Library for HAsh-based LOop Closure detection. This library provides the tools for loop closure detection based on image hashing. Image hashing consists of representing every image with a small vector (hash). Then the hash of image A can be compared with the hash of image B in a super fast way in order to determine if images are similar.
The image hashing implemented in this library is based on floating point features.
CITATION:
@Article{Negre Carrasco2015,
author="Negre Carrasco, Pep Lluis
and Bonin-Font, Francisco
and Oliver-Codina, Gabriel",
title="Global image signature for visual loop-closure detection",
journal="Autonomous Robots",
year="2015",
pages="1--15",
issn="1573-7527",
doi="10.1007/s10514-015-9522-4",
url="http://dx.doi.org/10.1007/s10514-015-9522-4"
}
libhaloc is built using ROS catkin for convenience, but it has no ROS-dependencies.

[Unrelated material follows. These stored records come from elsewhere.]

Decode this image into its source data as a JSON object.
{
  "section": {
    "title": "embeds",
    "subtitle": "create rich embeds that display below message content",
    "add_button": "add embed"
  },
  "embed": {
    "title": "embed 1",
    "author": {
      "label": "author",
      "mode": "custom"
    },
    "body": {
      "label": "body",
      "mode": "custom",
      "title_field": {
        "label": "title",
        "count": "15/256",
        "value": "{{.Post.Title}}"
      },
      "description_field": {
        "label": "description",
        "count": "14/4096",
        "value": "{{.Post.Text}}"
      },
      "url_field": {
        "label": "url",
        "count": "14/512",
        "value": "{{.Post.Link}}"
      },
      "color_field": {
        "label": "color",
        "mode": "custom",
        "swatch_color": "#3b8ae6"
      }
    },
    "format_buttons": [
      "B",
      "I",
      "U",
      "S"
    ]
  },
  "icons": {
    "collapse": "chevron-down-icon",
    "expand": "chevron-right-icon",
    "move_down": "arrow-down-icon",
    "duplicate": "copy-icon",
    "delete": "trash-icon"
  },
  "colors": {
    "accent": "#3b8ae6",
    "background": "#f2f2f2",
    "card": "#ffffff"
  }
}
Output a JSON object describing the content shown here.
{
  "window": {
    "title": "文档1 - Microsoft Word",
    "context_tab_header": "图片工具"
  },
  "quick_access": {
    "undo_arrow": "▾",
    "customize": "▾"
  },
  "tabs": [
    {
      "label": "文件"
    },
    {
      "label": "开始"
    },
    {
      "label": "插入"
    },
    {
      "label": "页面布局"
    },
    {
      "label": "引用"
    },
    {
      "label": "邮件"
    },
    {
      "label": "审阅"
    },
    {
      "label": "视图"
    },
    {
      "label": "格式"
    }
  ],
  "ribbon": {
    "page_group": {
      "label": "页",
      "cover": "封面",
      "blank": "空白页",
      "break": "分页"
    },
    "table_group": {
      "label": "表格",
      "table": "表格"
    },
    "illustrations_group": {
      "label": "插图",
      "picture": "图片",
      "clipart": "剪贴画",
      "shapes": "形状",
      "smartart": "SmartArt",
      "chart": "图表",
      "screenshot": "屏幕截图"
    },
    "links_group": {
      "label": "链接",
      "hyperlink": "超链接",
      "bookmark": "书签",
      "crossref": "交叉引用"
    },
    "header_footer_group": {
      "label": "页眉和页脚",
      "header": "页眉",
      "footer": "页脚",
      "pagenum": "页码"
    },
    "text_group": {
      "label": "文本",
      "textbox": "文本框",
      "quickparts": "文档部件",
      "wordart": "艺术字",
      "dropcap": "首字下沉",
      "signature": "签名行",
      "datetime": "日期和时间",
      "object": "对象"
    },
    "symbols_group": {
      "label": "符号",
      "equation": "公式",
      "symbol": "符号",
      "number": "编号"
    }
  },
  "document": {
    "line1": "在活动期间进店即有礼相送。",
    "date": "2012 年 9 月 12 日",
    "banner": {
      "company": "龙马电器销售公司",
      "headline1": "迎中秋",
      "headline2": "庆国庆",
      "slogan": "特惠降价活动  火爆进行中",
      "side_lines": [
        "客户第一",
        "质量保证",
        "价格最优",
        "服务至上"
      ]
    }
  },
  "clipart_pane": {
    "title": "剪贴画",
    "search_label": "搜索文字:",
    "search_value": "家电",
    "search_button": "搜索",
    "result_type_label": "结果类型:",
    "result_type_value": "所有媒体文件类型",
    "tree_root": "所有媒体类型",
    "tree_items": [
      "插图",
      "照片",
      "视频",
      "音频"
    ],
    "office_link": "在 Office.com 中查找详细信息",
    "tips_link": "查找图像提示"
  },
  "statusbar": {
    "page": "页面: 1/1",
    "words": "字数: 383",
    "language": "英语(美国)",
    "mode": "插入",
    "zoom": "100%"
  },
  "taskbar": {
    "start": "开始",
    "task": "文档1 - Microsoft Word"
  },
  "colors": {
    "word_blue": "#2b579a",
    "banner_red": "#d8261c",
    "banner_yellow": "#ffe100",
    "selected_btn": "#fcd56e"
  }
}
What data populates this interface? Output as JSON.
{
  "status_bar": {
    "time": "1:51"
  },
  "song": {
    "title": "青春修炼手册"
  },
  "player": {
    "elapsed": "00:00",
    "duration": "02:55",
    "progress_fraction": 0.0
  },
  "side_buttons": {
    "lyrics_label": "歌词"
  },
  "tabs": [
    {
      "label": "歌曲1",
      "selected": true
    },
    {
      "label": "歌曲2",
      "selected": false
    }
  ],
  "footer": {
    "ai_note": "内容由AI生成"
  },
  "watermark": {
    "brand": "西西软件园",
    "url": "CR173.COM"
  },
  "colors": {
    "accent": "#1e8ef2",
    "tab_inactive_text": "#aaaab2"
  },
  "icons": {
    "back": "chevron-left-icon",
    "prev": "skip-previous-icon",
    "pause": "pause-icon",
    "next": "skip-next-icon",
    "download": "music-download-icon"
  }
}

To use libhaloc in your project first add the dependency in your package.xml and CMakeLists.txt as follows:
# Add this line to your package.xml (if format="2"):
<depend>libhaloc</depend>
# In your CMakeLists.txt, find the package using:
find_package(libhaloc REQUIRED)
# Include the libhaloc directories
include_directories(
${catkin_INCLUDE_DIRS}
${libhaloc_INCLUDE_DIRS}
...
)
# Link your executable with libhaloc
target_link_libraries(your_executable_here
${catkin_LIBRARIES}
${libhaloc_LIBRARIES}
...
)
Include the header in your C++ file:
#include <libhaloc/haloc.h>
Create your haloc object:
haloc::Haloc haloc_(2, 1024); // Two projections, 1024 maximum descriptors
Simply call the following method for every new image:
uint image_id = 0; // The current image identifier. This must be unique for each image.
cv::Mat image; // Your current image.
std::set<uint> images_to_discard = std::set<uint>{}; // The image IDs you want to discard for this query (e.g. if you don't want to consider the previous N images...)
int best_n_candidates = 3; // It will retrieve the best N candidates for closing a loop with the current image
std::vector<uint> candidates = haloc_.process(image_id, image, best_n_candidates, discarded); // This returns a vector of the best N candidates to close a loop with the current image.
Note that:
- You are responsible for providing a unique ID for each image. The IDs do not need to be consecutive.
- Candidates are not geometrically validated, i.e. some are false positives. You are responsible for verifying the candidates.